Ecclesiastical Insurance and other specialist faith sector insurers are increasingly asking about security governance as part of the underwriting process. A documented security lead, written procedures, and evidence of staff training reduce insurance risk. The cost of getting this right is modest. The cost of not having it in place after an incident is not.

FAQ

Frequently Asked Questions

Yes. The Terrorism (Protection of Premises) Act 2024 applies to venues with a capacity of 200 or more people. Standard duty applies at 200 to 799 capacity. Enhanced duty applies at 800 and above. Most large churches, cathedrals, mosques, and synagogues will fall within at least the Standard tier. Capacity is calculated on the maximum number of persons who could lawfully be present, not typical weekly attendance.

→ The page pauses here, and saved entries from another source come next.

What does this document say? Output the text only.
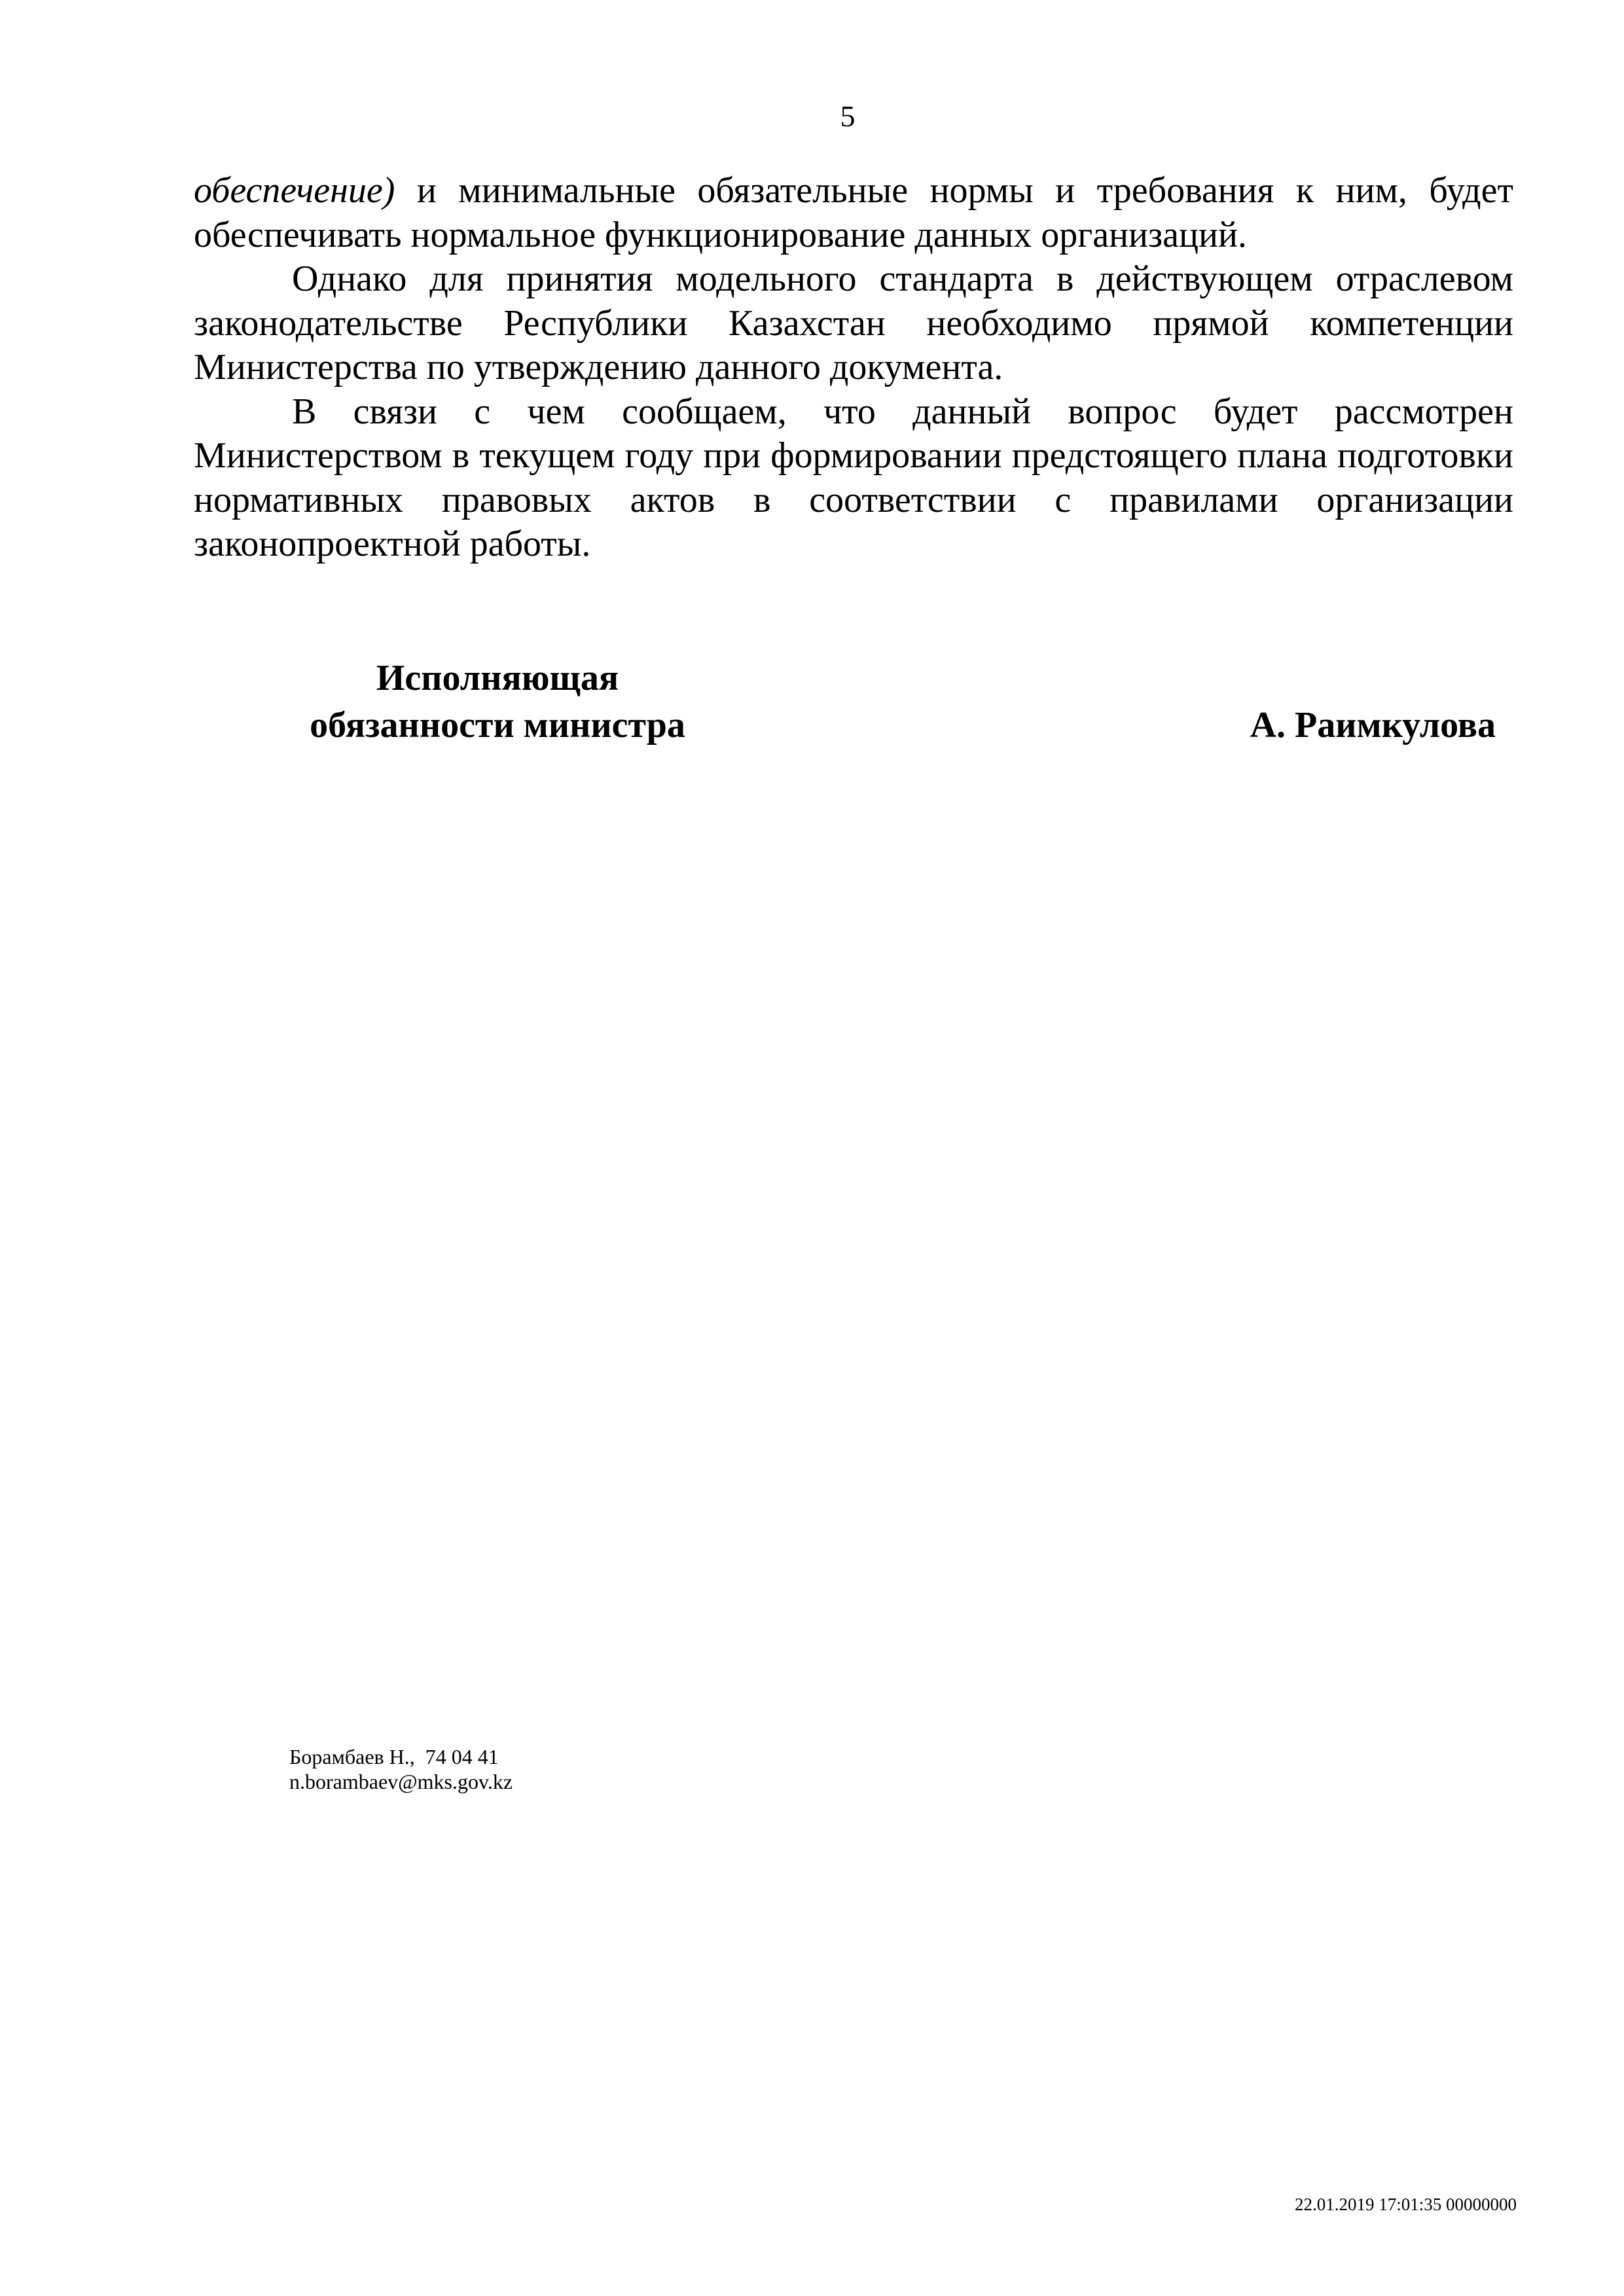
5

обеспечение) и минимальные обязательные нормы и требования к ним, будет обеспечивать нормальное функционирование данных организаций.

Однако для принятия модельного стандарта в действующем отраслевом законодательстве Республики Казахстан необходимо прямой компетенции Министерства по утверждению данного документа.

В связи с чем сообщаем, что данный вопрос будет рассмотрен Министерством в текущем году при формировании предстоящего плана подготовки нормативных правовых актов в соответствии с правилами организации законопроектной работы.

Исполняющая
обязанности министра	А. Раимкулова
Борамбаев Н.,  74 04 41
n.borambaev@mks.gov.kz
22.01.2019 17:01:35 00000000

The Community Security Trust is a UK charity that protects the British Jewish community from antisemitism and terrorism. It provides venue security assessments, volunteer guard training for over 4,000 trained volunteers deployed across synagogues and Jewish schools, dedicated incident reporting lines, and direct liaison with the Metropolitan Police and CTPHQ. Similar community organisations include the Muslim Safety Forum and Faith Associates.

SeCTor (Security of Crowded Places Training for Officers and Religious leaders) is a free Counter Terrorism Police programme offering bespoke security advice and training to places of worship. A Counter Terrorism Security Adviser visits the venue, conducts a physical security assessment, briefs leadership on current threat methodologies, and recommends practical mitigations. Any UK faith venue can request a visit via their local Counter Terrorism Police unit or NPSA ProtectUK.

Open access is the defining constraint for faith venue security. Risk-proportionate measures that do not require entry screening include trained congregation marshals, CCTV covering entry points, bag check protocols for high-risk occasions such as major holy days, hostile vehicle mitigation for street-frontage venues, and surveillance detection at high-attendance events. The goal is observation without confrontation, and a clear reporting chain for concerns.

Enhanced-tier venues (800-plus capacity) must produce written terrorism protection procedures, test them through exercises, and retain records of training and testing. Standard-tier venues (200 to 799) must ensure staff and volunteers complete counter-terrorism awareness training – Action Counters Terrorism (ACT) training is available free via NPSA ProtectUK. Both tiers benefit from maintaining an incident log and a named security lead even where not legally required.